Can we try to mitigate this by borrowing techniques from 99% fault tolerant synchronous consensus? For example, have a mechanism where the maximum time at which you can switch over depends on the percentage of validators that you see switching over, so if you reach one validator on time then that validator would support the new chain and their added signature increases the time limit before which other validators would accept the new chain.

Also, what do you think of the “switch at most once every three epochs” technique proposed in Beacon chain Casper mini-spec ?

The fault tolerance for safety & liveness would be still 1/3.
When an attacker published a new justified checkpoint in a conflicting chain in the first k slots, honest validators might not be able to justify a new checkpoint in that epoch (and it is the same in the original FFG) but they can justify a checkpoint in the next block (under full synchrony).

Setting k small is better to prevent an attacker from doing this 1 epoch justification failure. Because in this case there are no honest validators locked on the new justified block, honest validators can ignore the checkpoint justified by the attacker and justify the original checkpoint.

The exact condition on k to prevent the 1 epoch justification failure is as follows.
Here, k' is a ratio k/\mathrm{SLOTS\_PER\_EPOCH} and x is the ratio of offline nodes.
For justification to happen,
(1 - k')(1 - x) \ge 2/3
\iff k' \le (3x - 1)/(x - 1)/3

image
(Ref: Google)

However, there is a trade-off of k. When a subset of the honest validators received a new checkpoint with delay \Delta (e.g. due to their local network failure) and the other validators have already voted for and are locked on it, they can switch and hopefully succeed in justification in this epoch if \Delta < k (depending on the slot allocation).

For example, have a mechanism where the maximum time at which you can switch over depends on the percentage of validators that you see switching over, so if you reach one validator on time then that validator would support the new chain and their added signature increases the time limit before which other validators would accept the new chain.

Yep! I think there would be more “smoother” kinds of approach by taking other validators’ opinion into account.
That’s being said, I tried to propose something easy to reason about and simple to implement potentially for Phase 0 or 1.

Also, what do you think of the “switch at most once every three epochs” technique proposed in Beacon chain Casper mini-spec?

In that approach, if there are two honest validator sets both of whose sizes are less than 2/3 accepted conflicting latest justified checkpoints due to temporal asynchrony, doesn’t it take at least three epochs for them to get on the same chain and start justification?

Yes, but the implied assumption is that asynchrony on the order of an epoch is going to be an extremely rare event so taking the hit is fine.

I agree that the “two validator sets accepted conflicting latest justified checkpoints” situation is rare but it is the situation which makes the unlocking rule necessary.
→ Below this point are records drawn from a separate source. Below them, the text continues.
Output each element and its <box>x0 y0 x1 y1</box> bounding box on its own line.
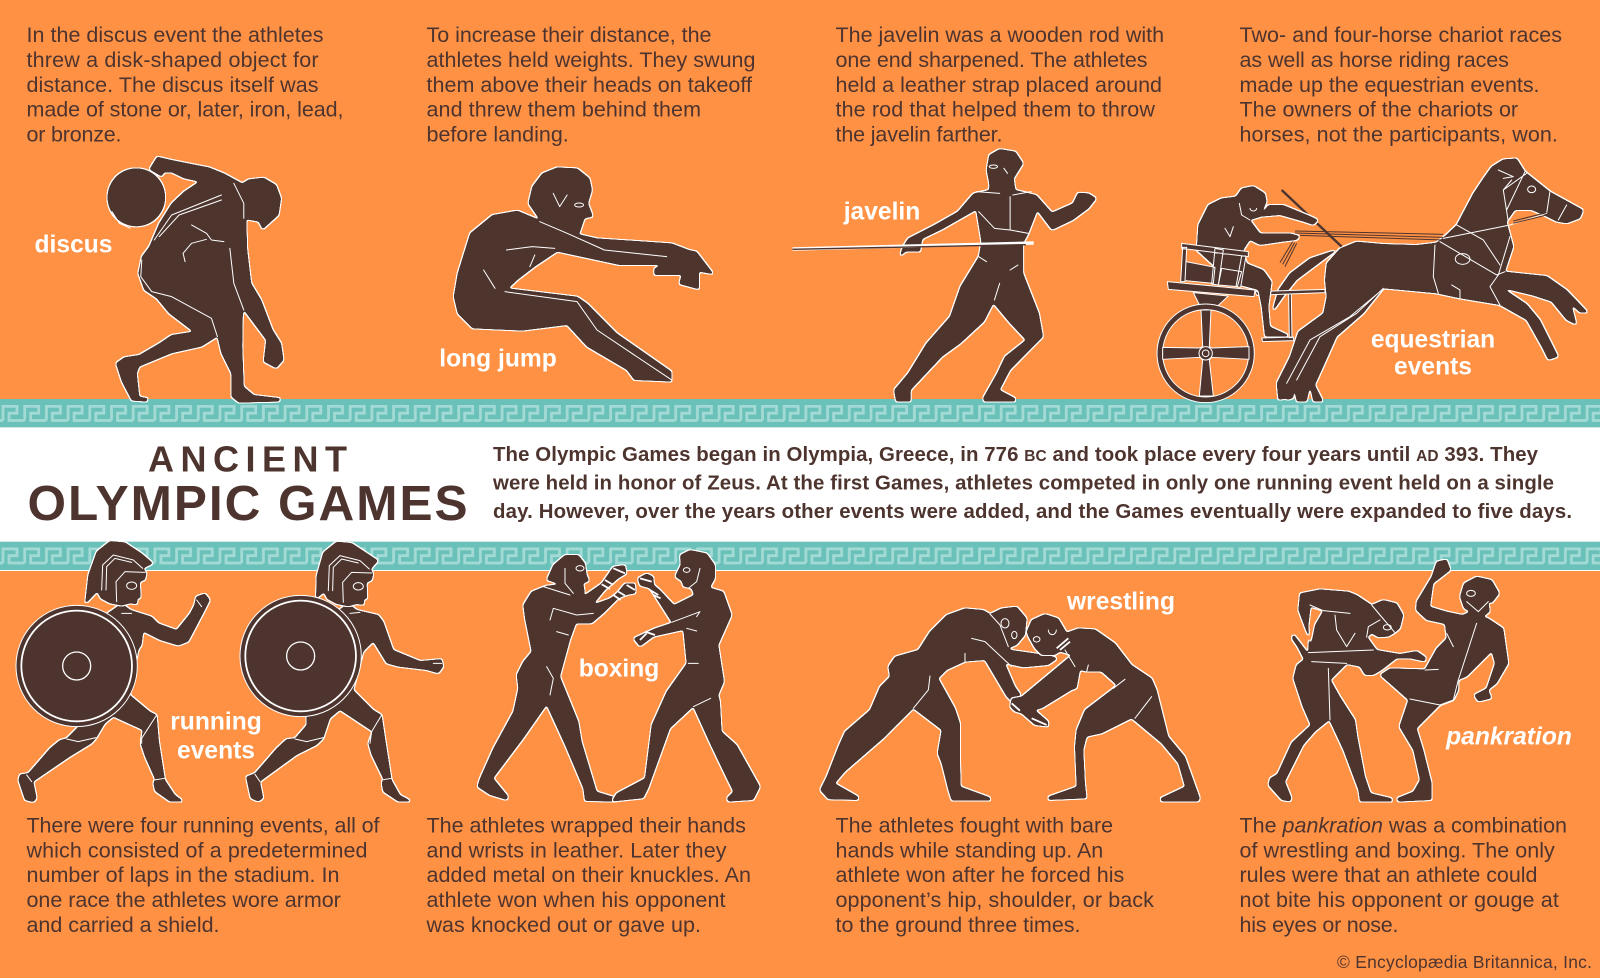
equestrian text: as well as horse riding races <box>1240 48 1509 72</box>
long jump text: To increase their distance, the <box>426 23 712 47</box>
long jump text: before landing. <box>426 123 569 147</box>
heading: Ancient Olympic Games <box>28 438 468 531</box>
intro paragraph: The Olympic Games began in Olympia, Greece, in 776 BC and took place every four years until AD 393. They <box>493 444 1539 466</box>
running text: number of laps in the stadium. In <box>26 863 340 887</box>
equestrian text: Two- and four-horse chariot races <box>1240 23 1562 47</box>
javelin text: the rod that helped them to throw <box>836 98 1155 122</box>
pankration text <box>1240 813 1567 937</box>
label: javelin: javelin <box>843 199 920 226</box>
label: running events: events <box>177 738 255 765</box>
heading: Ancient Olympic Games: ANCIENT <box>148 438 347 480</box>
label: pankration: pankration <box>1445 724 1572 751</box>
horse tail <box>1272 248 1340 313</box>
pankration text: his eyes or nose. <box>1240 913 1398 937</box>
chariot pole and brace <box>1255 289 1325 342</box>
panel: running events <box>16 541 443 937</box>
long jump text: and threw them behind them <box>426 98 701 122</box>
wrestling text: athlete won after he forced his <box>836 863 1124 887</box>
discus text: distance. The discus itself was <box>26 73 318 97</box>
discus text: threw a disk-shaped object for <box>26 48 318 72</box>
panel: equestrian <box>1157 23 1588 403</box>
right wrestler <box>1010 614 1200 802</box>
javelin text: one end sharpened. The athletes <box>836 48 1148 72</box>
label: long jump: long jump <box>439 346 557 373</box>
title band <box>0 399 1600 571</box>
running text: one race the athletes wore armor <box>26 888 341 912</box>
long jump text: athletes held weights. They swung <box>426 48 756 72</box>
javelin text <box>836 23 1164 147</box>
label: discus: discus <box>35 231 112 258</box>
chariot wheel <box>1157 304 1254 403</box>
panel: pankration <box>1240 559 1572 937</box>
figure: wrestlers <box>820 607 1200 802</box>
figure: discus thrower <box>107 157 284 403</box>
label: equestrian events: equestrian <box>1371 326 1495 353</box>
wrestling text: to the ground three times. <box>836 913 1080 937</box>
runner two <box>240 542 443 802</box>
equestrian text: made up the equestrian events. <box>1240 73 1540 97</box>
left fighter <box>1268 589 1426 802</box>
javelin text: the javelin farther. <box>836 123 1002 147</box>
boxing text <box>426 813 751 937</box>
intro paragraph: were held in honor of Zeus. At the first Games, athletes competed in only one running event held on a single <box>492 472 1554 494</box>
equestrian text <box>1240 23 1562 147</box>
figure: javelin thrower <box>793 149 1096 402</box>
label: running events: running <box>170 709 262 736</box>
panel: discus <box>26 23 344 403</box>
hand detail <box>1012 638 1070 725</box>
running text: which consisted of a predetermined <box>26 838 368 862</box>
pankration text: not bite his opponent or gouge at <box>1240 888 1559 912</box>
figure: runners with shields <box>16 541 443 802</box>
javelin text: The javelin was a wooden rod with <box>836 23 1164 47</box>
long jump text: them above their heads on takeoff <box>426 73 752 97</box>
figure: long jumper <box>454 167 714 382</box>
running text <box>26 813 380 937</box>
intro paragraph <box>492 444 1572 523</box>
horse <box>1277 158 1588 402</box>
panel: javelin <box>793 23 1164 402</box>
hand wraps <box>640 578 661 640</box>
running text: There were four running events, all of <box>26 813 380 837</box>
figure: boxers <box>477 550 760 802</box>
heading: Ancient Olympic Games: OLYMPIC GAMES <box>28 476 468 531</box>
wrestling text: hands while standing up. An <box>836 838 1103 862</box>
label: equestrian events: events <box>1394 354 1472 381</box>
chariot frame <box>1167 243 1255 310</box>
driver <box>1197 186 1318 337</box>
pankration text: of wrestling and boxing. The only <box>1240 838 1555 862</box>
figure: chariot and horse <box>1157 158 1588 403</box>
javelin text: held a leather strap placed around <box>836 73 1162 97</box>
boxing text: athlete won when his opponent <box>426 888 726 912</box>
discus text: or bronze. <box>26 123 122 147</box>
javelin spear <box>793 243 1034 249</box>
equestrian text: horses, not the participants, won. <box>1240 123 1558 147</box>
label: wrestling: wrestling <box>1066 589 1175 616</box>
wrestling text: The athletes fought with bare <box>836 813 1113 837</box>
panel: wrestling <box>820 589 1200 937</box>
boxing text: was knocked out or gave up. <box>426 913 701 937</box>
reins and whip <box>1280 190 1547 267</box>
boxing text: The athletes wrapped their hands <box>426 813 746 837</box>
panel: long jump <box>426 23 756 382</box>
boxing text: and wrists in leather. Later they <box>426 838 727 862</box>
label: running events <box>170 709 262 765</box>
pankration text: The pankration was a combination <box>1240 813 1567 837</box>
intro paragraph: day. However, over the years other events were added, and the Games eventually were expanded to five days. <box>493 501 1572 523</box>
runner one <box>16 541 210 802</box>
wrestling text <box>836 813 1154 937</box>
equestrian text: The owners of the chariots or <box>1240 98 1518 122</box>
long jump text <box>426 23 756 147</box>
panel: boxing <box>426 550 760 937</box>
label: boxing: boxing <box>579 656 659 683</box>
wrestling text: opponent’s hip, shoulder, or back <box>836 888 1154 912</box>
hand wraps <box>602 568 635 600</box>
discus text: In the discus event the athletes <box>26 23 324 47</box>
right boxer <box>612 550 760 802</box>
discus text: made of stone or, later, iron, lead, <box>26 98 344 122</box>
left boxer <box>477 555 636 802</box>
running text: and carried a shield. <box>26 913 220 937</box>
right fighter <box>1380 559 1508 802</box>
boxing text: added metal on their knuckles. An <box>426 863 751 887</box>
left wrestler <box>820 607 1058 801</box>
credit: © Encyclopædia Britannica, Inc. <box>1337 952 1592 972</box>
figure: pankration fighters <box>1268 559 1508 802</box>
discus text <box>26 23 344 147</box>
pankration text: rules were that an athlete could <box>1240 863 1538 887</box>
label: equestrian events <box>1371 326 1495 381</box>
The three epochs locking scheme (or more generally, >1 epoch locking without the k slots of unlocking period) would be better than my fix basically when an attacker has a justifiable checkpoint conflicting with honest validators’ chain and k is set too small compared to x as I explained.
Also, in that scheme, splitting becomes somewhat difficult to start but possible when there are two justifiable & conflicting checkpoints. It causes >=3 epochs of justification failure and can continue recursively under the same assumption on the attacker’s ability.